BEIJING (Reuters) - China's Internet police have claimed tangible results in the "people's war" against online pornography with the help of tip-offs, but they only scratched the surface, state media reported on Tuesday.
A month-long crackdown against online porn sponsored by 10 ministries had shut down 300 Web sites and deleted 10,200 links to pornographic Web sites and 10,000 online "porn games", the China Daily said, citing the Ministry of Public Security.
"Determined to protect their huge profits, porn distributors will do anything to avoid detection," the paper quoted Li Baozhong, an official with the General Administration of Press and Publication, as saying.
"They are becoming more and more insidious," Li said.
In April, Chinese President Hu Jintao launched a campaign to rid the country's unruly Internet of "unhealthy" content and make it a platform for Communist Party doctrine.

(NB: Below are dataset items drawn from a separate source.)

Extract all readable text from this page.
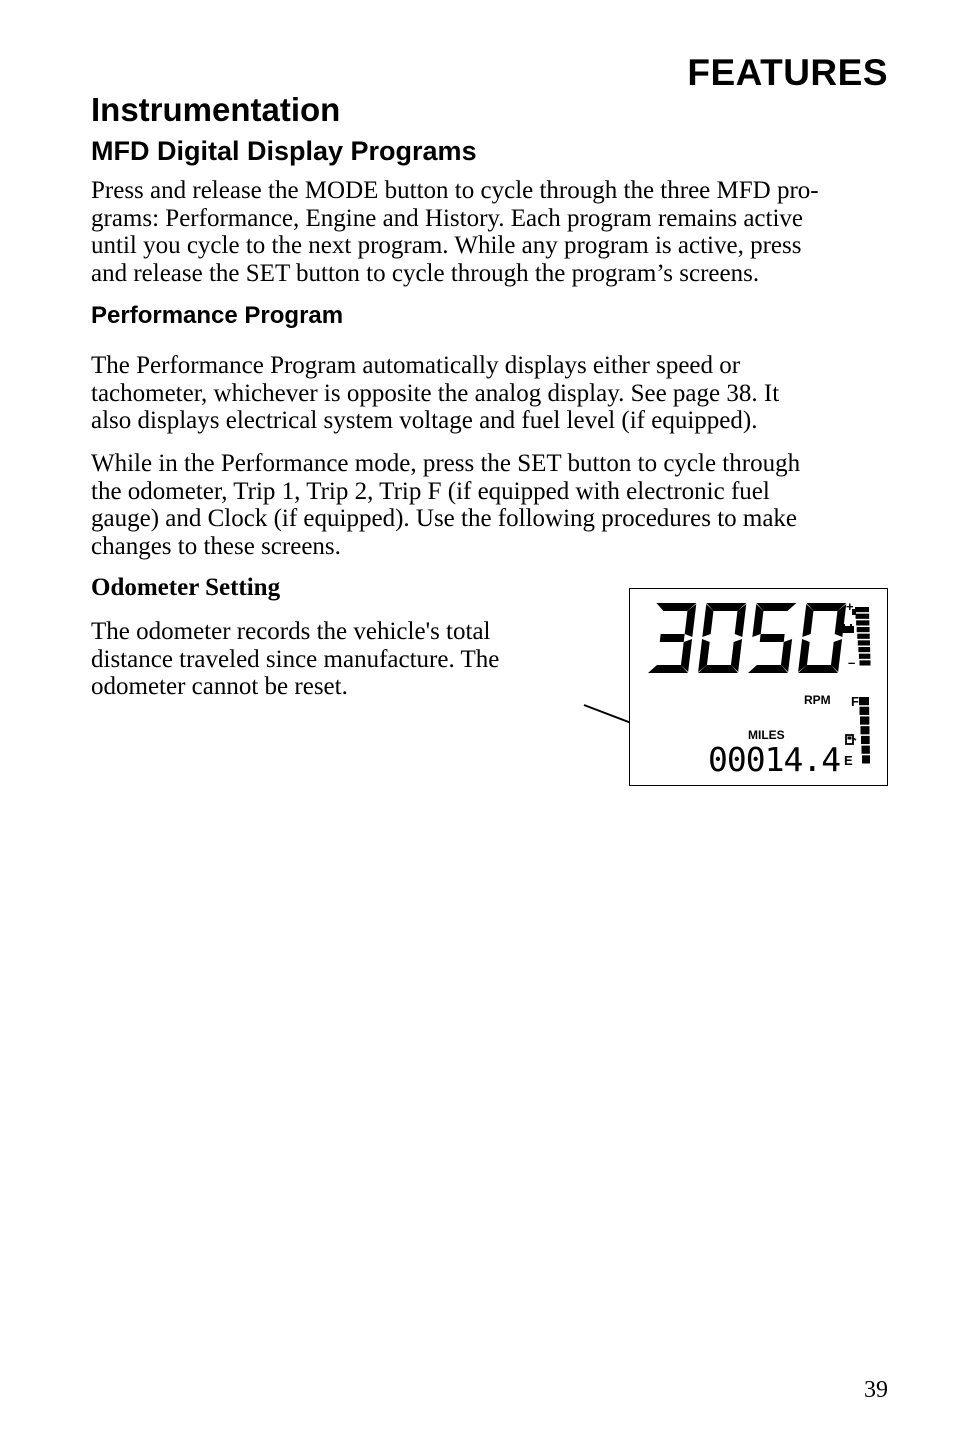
FEATURES
Instrumentation
MFD Digital Display Programs
Press and release the MODE button to cycle through the three MFD pro-
grams: Performance, Engine and History. Each program remains active
until you cycle to the next program. While any program is active, press
and release the SET button to cycle through the program’s screens.
Performance Program
The Performance Program automatically displays either speed or
tachometer, whichever is opposite the analog display. See page 38. It
also displays electrical system voltage and fuel level (if equipped).
While in the Performance mode, press the SET button to cycle through
the odometer, Trip 1, Trip 2, Trip F (if equipped with electronic fuel
gauge) and Clock (if equipped). Use the following procedures to make
changes to these screens.
Odometer Setting
The odometer records the vehicle's total
distance traveled since manufacture. The
odometer cannot be reset.
+
–
RPM F
MILES
E
00014.4
39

China's burgeoning Internet population reached 137 million in 2006, up 23 percent on the year before.
But despite a vast system of filters and tens of thousands of Internet monitors employed to wipe out salacious content and ideas contrary to Communist ideology, pornography remains prevalent in Chinese cyberspace.
"It is a constant battle to uncover the latest tricks," Li said, adding that the country's banking regulator had been recruited to cut off porn operators' funding channels.
Li said a new system regulating Internet content and limiting the amount of time the nation's youth could spend online was expected to be launched next month.
China in April released a string of regulations aimed at curbing excessive online-game playing to curb Internet addiction in the nation's youth, including a real name and identity registration system, but within weeks, newspapers had printed articles about the ease of subverting the regime.